Continental AG is downgrading its outlook for 2018 due to the performance of its tire business so far this year.
On April 18 the company said, "Exchange rate and inventory valuation effects will impact earnings by around 150 million euro in (the first half of) 2018. This negative impact affects primarily the tire business.
"At present, we do not assume that we will be able to compensate for these negative effects in the Rubber Group over the course of the year.
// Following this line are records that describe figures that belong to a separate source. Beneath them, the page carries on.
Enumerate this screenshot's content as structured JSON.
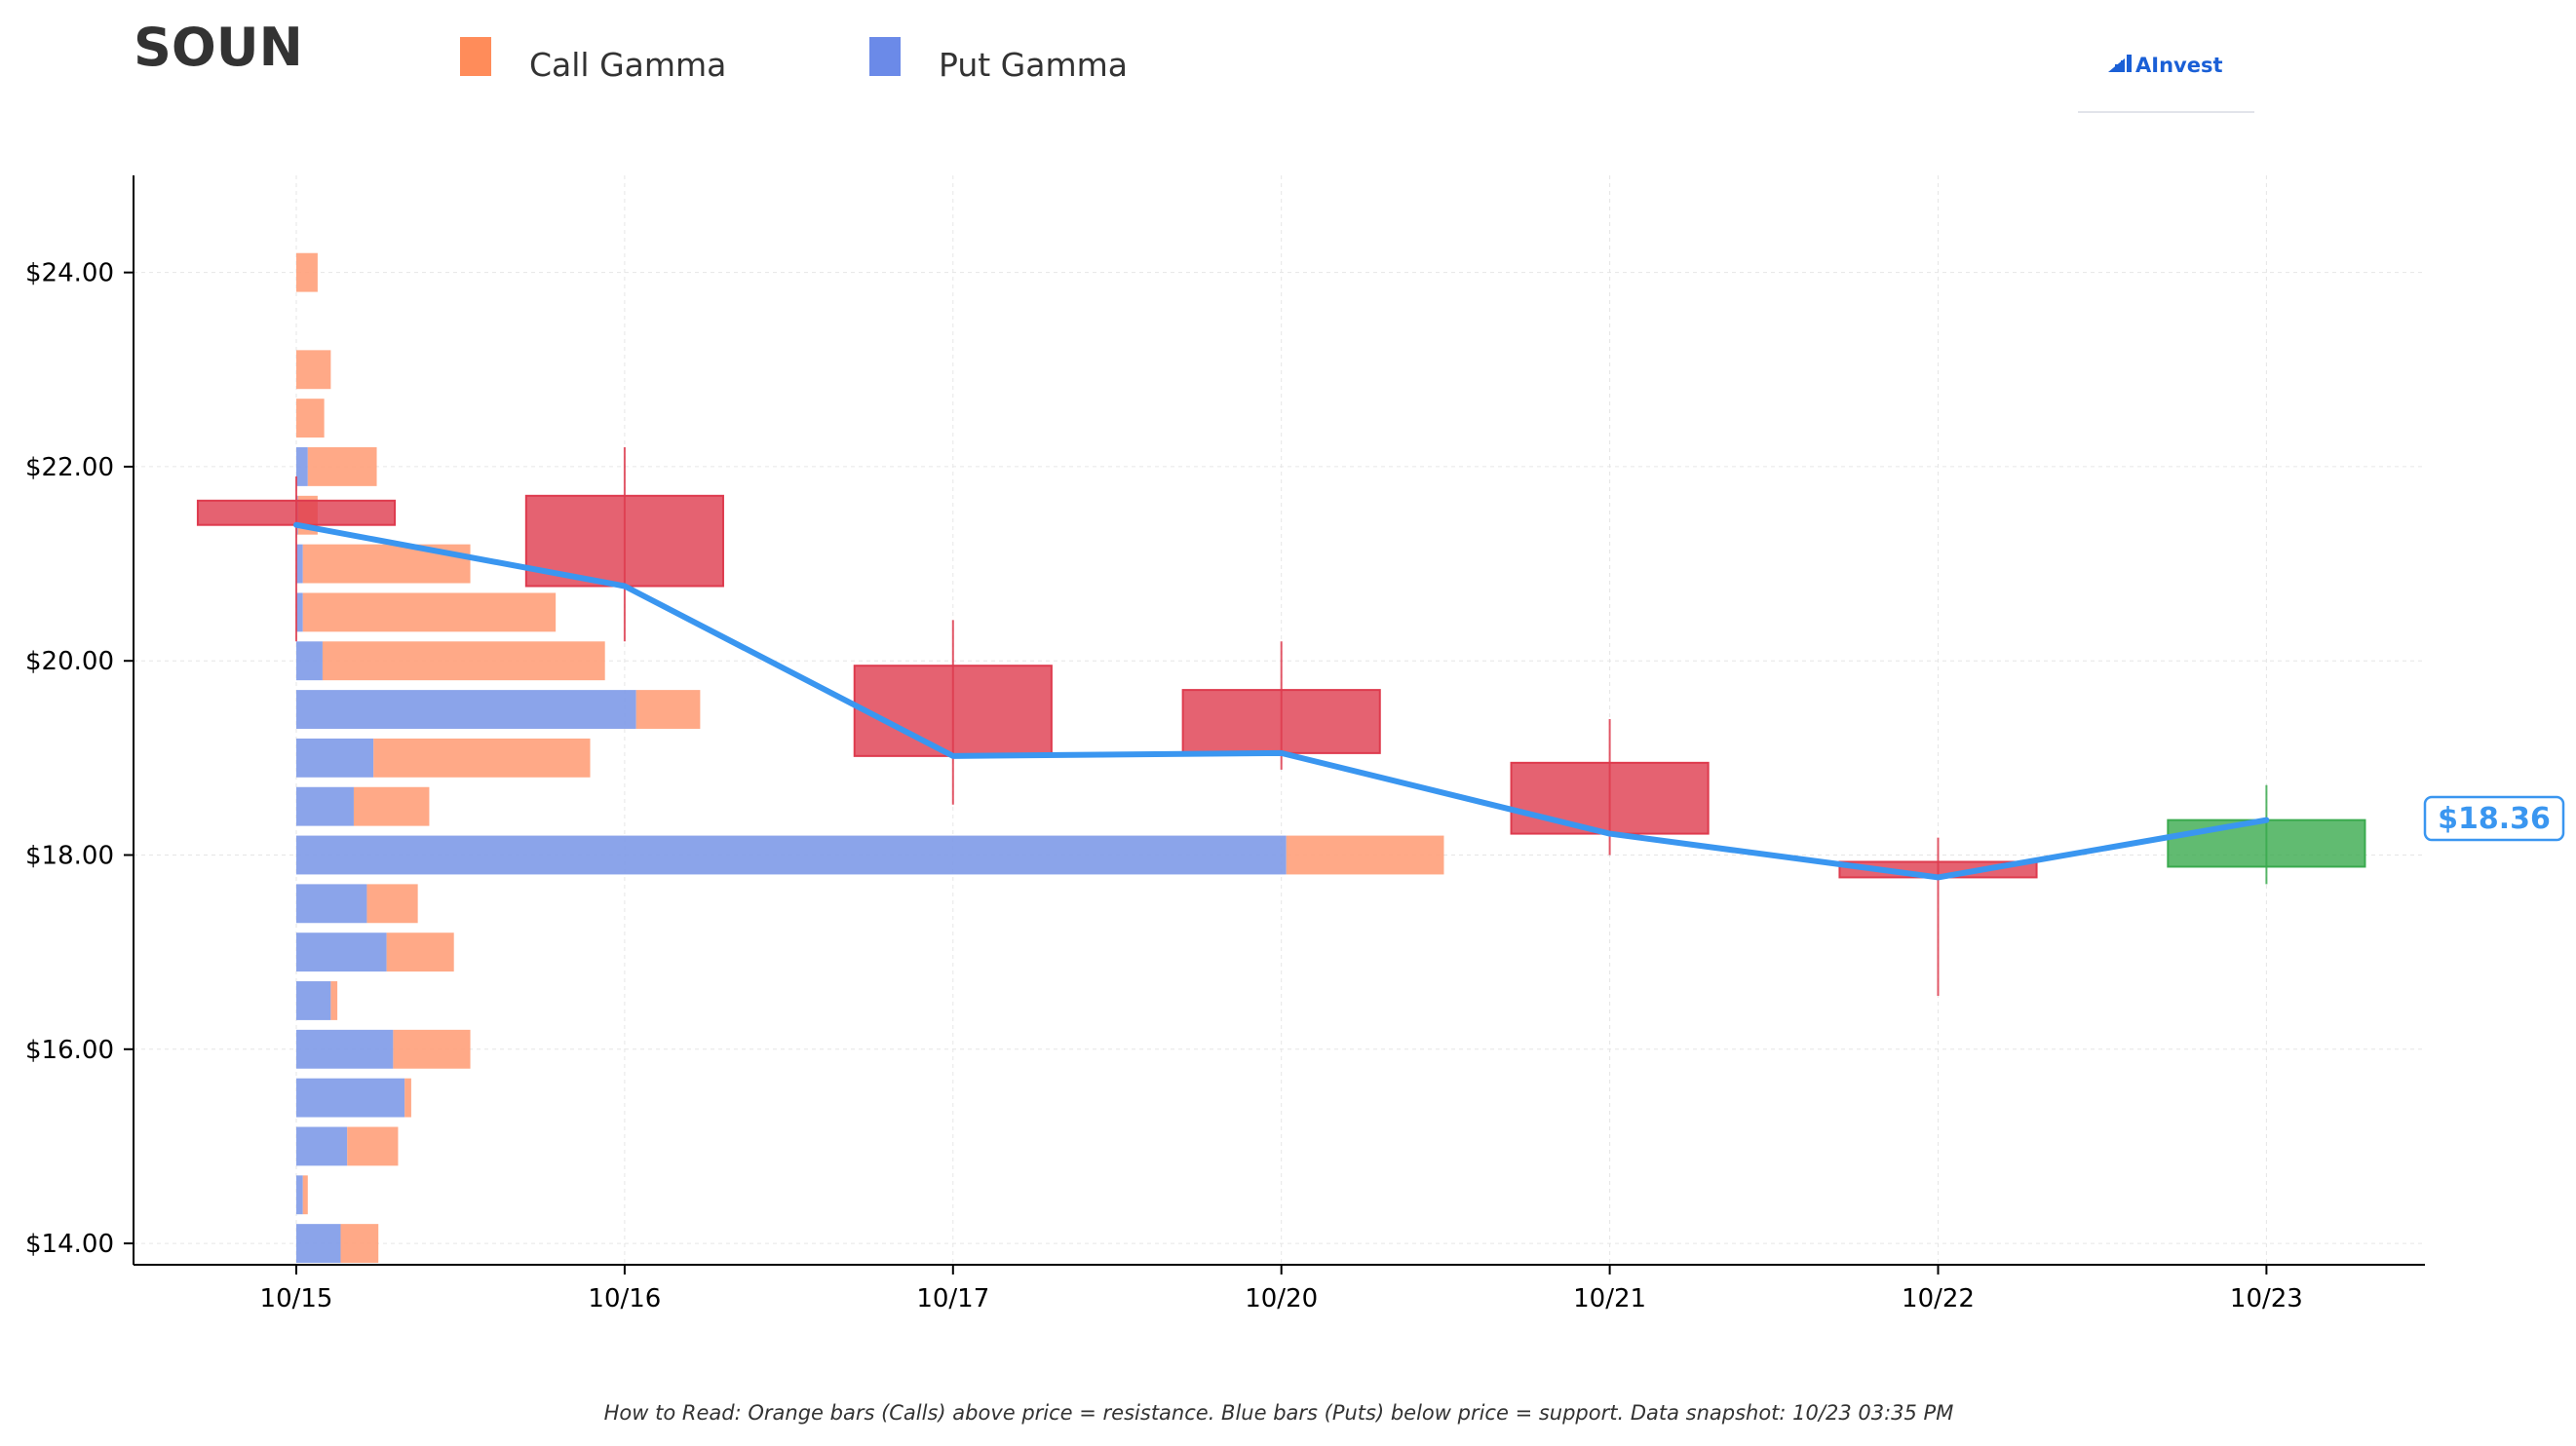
{
  "ticker": "SOUN",
  "legend": [
    {
      "label": "Call Gamma",
      "color": "#ff8c5a"
    },
    {
      "label": "Put Gamma",
      "color": "#6b8ae8"
    }
  ],
  "logo": {
    "text": "AInvest",
    "color": "#1a5fd6",
    "icon": "bar-chart-logo-icon"
  },
  "footnote": "How to Read: Orange bars (Calls) above price = resistance. Blue bars (Puts) below price = support. Data snapshot: 10/23 03:35 PM",
  "colors": {
    "up": "#3aaa4e",
    "down": "#de3b4e",
    "close_line": "#3a96f0",
    "call_bar": "#ffa07a",
    "put_bar": "#7e9ae8"
  },
  "chart_data": {
    "type": "candlestick",
    "title": "SOUN",
    "categories": [
      "10/15",
      "10/16",
      "10/17",
      "10/20",
      "10/21",
      "10/22",
      "10/23"
    ],
    "ohlc": [
      {
        "date": "10/15",
        "open": 21.65,
        "high": 21.9,
        "low": 20.2,
        "close": 21.4
      },
      {
        "date": "10/16",
        "open": 21.7,
        "high": 22.2,
        "low": 20.2,
        "close": 20.77
      },
      {
        "date": "10/17",
        "open": 19.95,
        "high": 20.42,
        "low": 18.52,
        "close": 19.02
      },
      {
        "date": "10/20",
        "open": 19.7,
        "high": 20.2,
        "low": 18.88,
        "close": 19.05
      },
      {
        "date": "10/21",
        "open": 18.95,
        "high": 19.4,
        "low": 18.0,
        "close": 18.22
      },
      {
        "date": "10/22",
        "open": 17.93,
        "high": 18.18,
        "low": 16.55,
        "close": 17.77
      },
      {
        "date": "10/23",
        "open": 17.88,
        "high": 18.72,
        "low": 17.7,
        "close": 18.36
      }
    ],
    "close_line": [
      21.4,
      20.77,
      19.02,
      19.05,
      18.22,
      17.77,
      18.36
    ],
    "current_price": {
      "value": 18.36,
      "label": "$18.36"
    },
    "gamma_profile": {
      "note": "horizontal bars drawn from the 10/15 axis; lengths in x-axis day units",
      "levels": [
        {
          "strike": 24.0,
          "put": 0.0,
          "call": 0.065
        },
        {
          "strike": 23.0,
          "put": 0.0,
          "call": 0.105
        },
        {
          "strike": 22.5,
          "put": 0.0,
          "call": 0.085
        },
        {
          "strike": 22.0,
          "put": 0.035,
          "call": 0.21
        },
        {
          "strike": 21.5,
          "put": 0.005,
          "call": 0.06
        },
        {
          "strike": 21.0,
          "put": 0.02,
          "call": 0.51
        },
        {
          "strike": 20.5,
          "put": 0.02,
          "call": 0.77
        },
        {
          "strike": 20.0,
          "put": 0.08,
          "call": 0.86
        },
        {
          "strike": 19.5,
          "put": 1.035,
          "call": 0.195
        },
        {
          "strike": 19.0,
          "put": 0.235,
          "call": 0.66
        },
        {
          "strike": 18.5,
          "put": 0.175,
          "call": 0.23
        },
        {
          "strike": 18.0,
          "put": 3.015,
          "call": 0.48
        },
        {
          "strike": 17.5,
          "put": 0.215,
          "call": 0.155
        },
        {
          "strike": 17.0,
          "put": 0.275,
          "call": 0.205
        },
        {
          "strike": 16.5,
          "put": 0.105,
          "call": 0.02
        },
        {
          "strike": 16.0,
          "put": 0.295,
          "call": 0.235
        },
        {
          "strike": 15.5,
          "put": 0.33,
          "call": 0.02
        },
        {
          "strike": 15.0,
          "put": 0.155,
          "call": 0.155
        },
        {
          "strike": 14.5,
          "put": 0.02,
          "call": 0.015
        },
        {
          "strike": 14.0,
          "put": 0.135,
          "call": 0.115
        }
      ]
    },
    "yticks": [
      "$14.00",
      "$16.00",
      "$18.00",
      "$20.00",
      "$22.00",
      "$24.00"
    ],
    "ytick_values": [
      14,
      16,
      18,
      20,
      22,
      24
    ],
    "ylim": [
      13.78,
      25.0
    ],
    "xlabel": "",
    "ylabel": "",
    "grid": true,
    "legend_position": "top"
  }
}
We are therefore lowering our outlook for the adjusted EBIT margin of the Rubber Group from about 15% to more than 14% for 2018."
Continental says the adjusted operating result (adjusted EBIT) for the Rubber Group in the first quarter of 2018 will be about 100 million euro lower than the first quarter of 2017.
The news comes about six weeks after Continental released preliminary data on its 2017 results, and said the overall company had increased sales by 8.5% to 44 billion euros — and had surpassed its targets for the year.
On March 8 Continental Chairman Elmar Degenhart said he expected the profitable growth to continue in 2018:
“The start we have made to fiscal 2018 has confirmed our expectations. We are therefore reaffirming our outlook from early January. We intend to continue our successful course of growth and profitability. For the current year, we are still anticipating a significant rise in sales of just under 7% to approximately 47 billion euro before exchange-rate effects, with an adjusted EBIT margin of around 10.5 percent. This is based on growth in the global production of passenger cars and light commercial vehicles of more than 1% to 96.5 million vehicles.”
Continental will publish initial data for the first quarter of 2018 during its annual shareholders meeting April 27, 2018. The full financial report for the first quarter will be published May 8, 2018.